Die Bekanntgabe geschah in Absprache mit Martin Naville und soll einerseits den Verantwortlichen genügend Zeit für die Suche und Auswahl einer Nachfolgerin oder eines Nachfolgers einräumen und andererseits Interessenten ermöglichen, gegebenenfalls rechtzeitig zu kündigen, damit er oder sie am 1. April 2020 offiziell beginnen und ich die Person noch einarbeiten kann.

Was muss diese Person für diesen Job unbedingt mitbringen?

Es sollte wieder jemand mit naturwissenschaftlichem Hintergrund sein. Jemand, der Visionen und Freude an Tieren und Menschen hat, planen kann. Der bereit ist, seine Aufgabe zu leben und jederzeit die Interessen des Zoos zu vertreten.

Rund 29 Jahre werden Sie bei Ihrer Pensionierung den Zoo Zürich als Direktor geleitet haben. Welche Ihrer Massnahmen war dabei die wichtigste?

Dass wir es geschafft haben, einen herkömmlichen Tiergarten zu einem Naturschutzzentrum weiterzuentwickeln und die Besucher für den Natur- und Artenschutz zu motivieren.

Diese Verwandlung hat dazu geführt, dass der Zoo Zürich in Fachkreisen als einer der besten Zoos der Welt gilt. Was machen Sie und Ihr Team so viel besser als die Konkurrenz?

(Überlegt lange, die Red.) Ich glaube, wir haben eine bessere langfristige Planung als die meisten anderen und zudem ein Gesamtkonzept, das über viele Jahre funktioniert. Wenn wir eine Anlage entwickeln, dann geht es nicht nur darum, die Tierhaltung an sich zu verbessern, sondern auch, ein Erlebnis für den Besucher zu schaffen und zusammen mit edukativen Elementen zu einem grossen Ganzen zu verbinden. Dafür braucht es als Grundlage – und da hapert es bei vielen anderen Zoos ebenfalls – eine stabile Finanzierung.

Schaut man sich die Planungen aus Ihrer Amtszeit an, stellt man fest, dass fast alle auch realisiert wurden. Auf welches dieser Projekte sind Sie besonders stolz?

Auf Masoala. Mit dieser Tropenhalle konnten wir unsere Zoo-Idee – optimale Tierhaltung, biologisches Gleichgewicht, keine Schranken, Verbindung zur Wildnis – am besten umsetzen. Das gibt es in dieser Qualität in keinem anderen Zoo.

Welche Tierart(en) hätten Sie gerne noch nach Zürich geholt?

Den Indri. Dieser grosse madagassische Halbaffe gilt als nicht haltbar. Ich bin überzeugt, dass dies in unserer Masoala-Anlage möglich wäre.

Was war der schönste und was der traurigste Moment Ihrer Karriere?

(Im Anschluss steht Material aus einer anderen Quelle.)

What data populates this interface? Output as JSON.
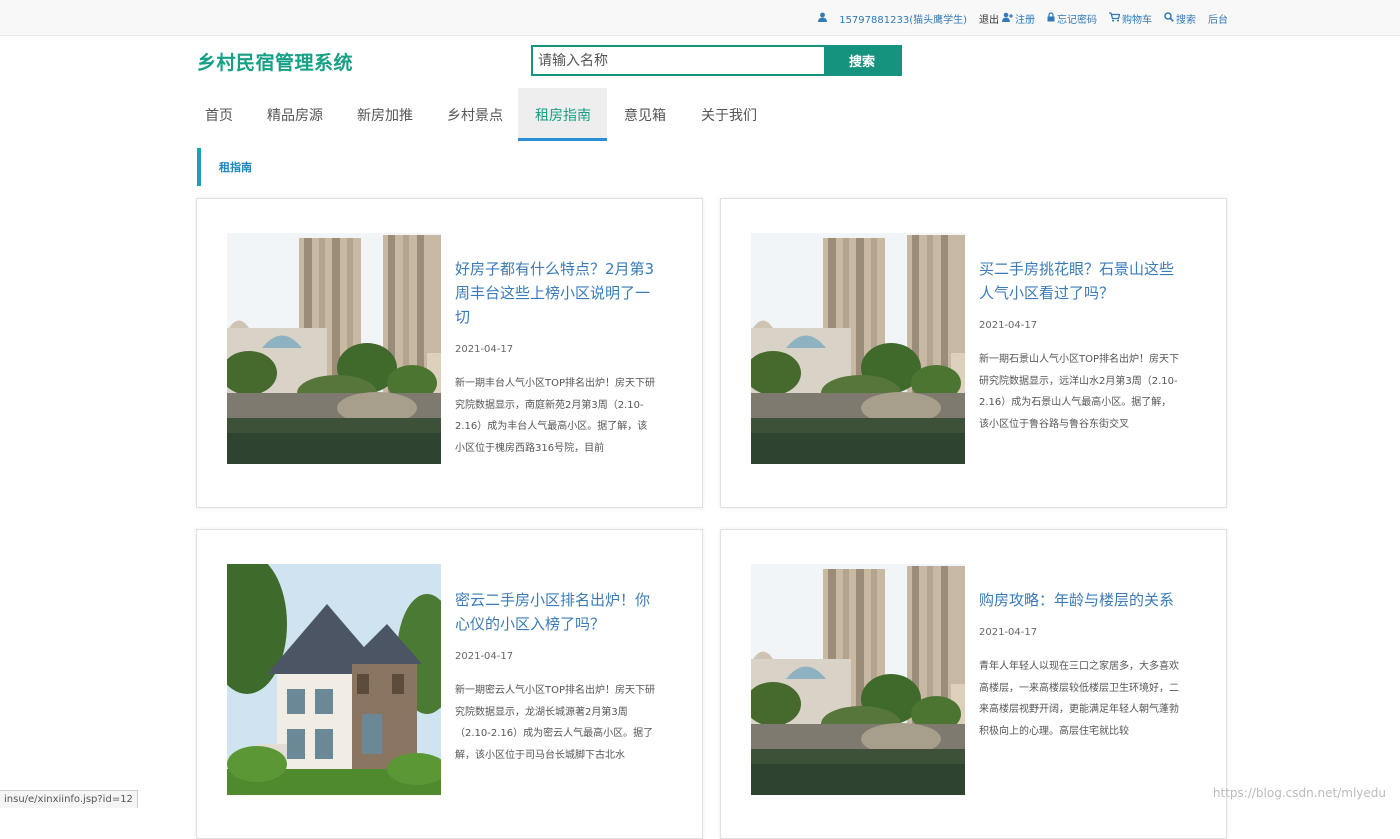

Ich kann bei beiden kein Einzelerlebnis herauspicken. Für mich generell am schönsten ist es, wenn ich im Vorbeilaufen mitbekomme, wie sich die Besucher an den Tieren und den Anlagen erfreuen. Die traurigsten Momente sind immer die, wenn eine Tierpersönlichkeit stirbt. Etwa der Elefant Komali, Tiger Elena oder Gorilladame Mamitu, die wir letzten Donnerstag einschläfern mussten. Solche Tiere sieht man irgendwie als Teil der Familie, und darum geht es einem auch sehr nahe.

Haben Sie es nie bereut, Ihren praxisbezogenen Beruf als Veterinär aufgegeben zu haben und sich stattdessen um all die organisatorischen, finanziellen und zwischenmenschlichen Probleme eines Zoos zu kümmern?

Es gab durchaus Situationen, in denen ich solche Dinge von mir geschoben und lieber das gebrochene Bein eines Tieres behandelt hätte. Andererseits hat der Job des Zoodirektors gegenüber dem des Veterinärs auch Vorteile. Letzterer kommt erst zum Zug, wenn es brennt, also das Tier krank oder verletzt ist. Als Zoodirektor kann man jedoch präventiv etwas für Tiere tun.

Gehen wir zurück in die Zukunft. Haben Sie sich schon überlegt, was Sie nach Ihrer Pensionierung tun werden?

Sicher mal wieder Ferien in den Bergen zu machen, statt von Zoo zu Zoo zu reisen, sowie mehr Zeit mit meinen Enkeln zu verbringen. Meiner Passion für Bücher und Geschichte nachgehen. Und dem Zoo Zürich zwar im Herzen verbunden bleiben, jedoch meinem Nachfolger nicht als graue Eminenz im Nacken zu sitzen.

Zur Person

Alex Rübel kam am 4. Mai 1955 in Zürich zur Welt. Er studierte an der Universität Zürich Veterinärmedizin, wurde danach Assistent des Zootierarztes Ewald Isenbügel und 1991 als Nachfolger von Peter Weilenmann Direktor des Zoo Zürich. Rübel wohnt mit seiner Partnerin in Zürich und hat drei Kinder und zwei Enkel.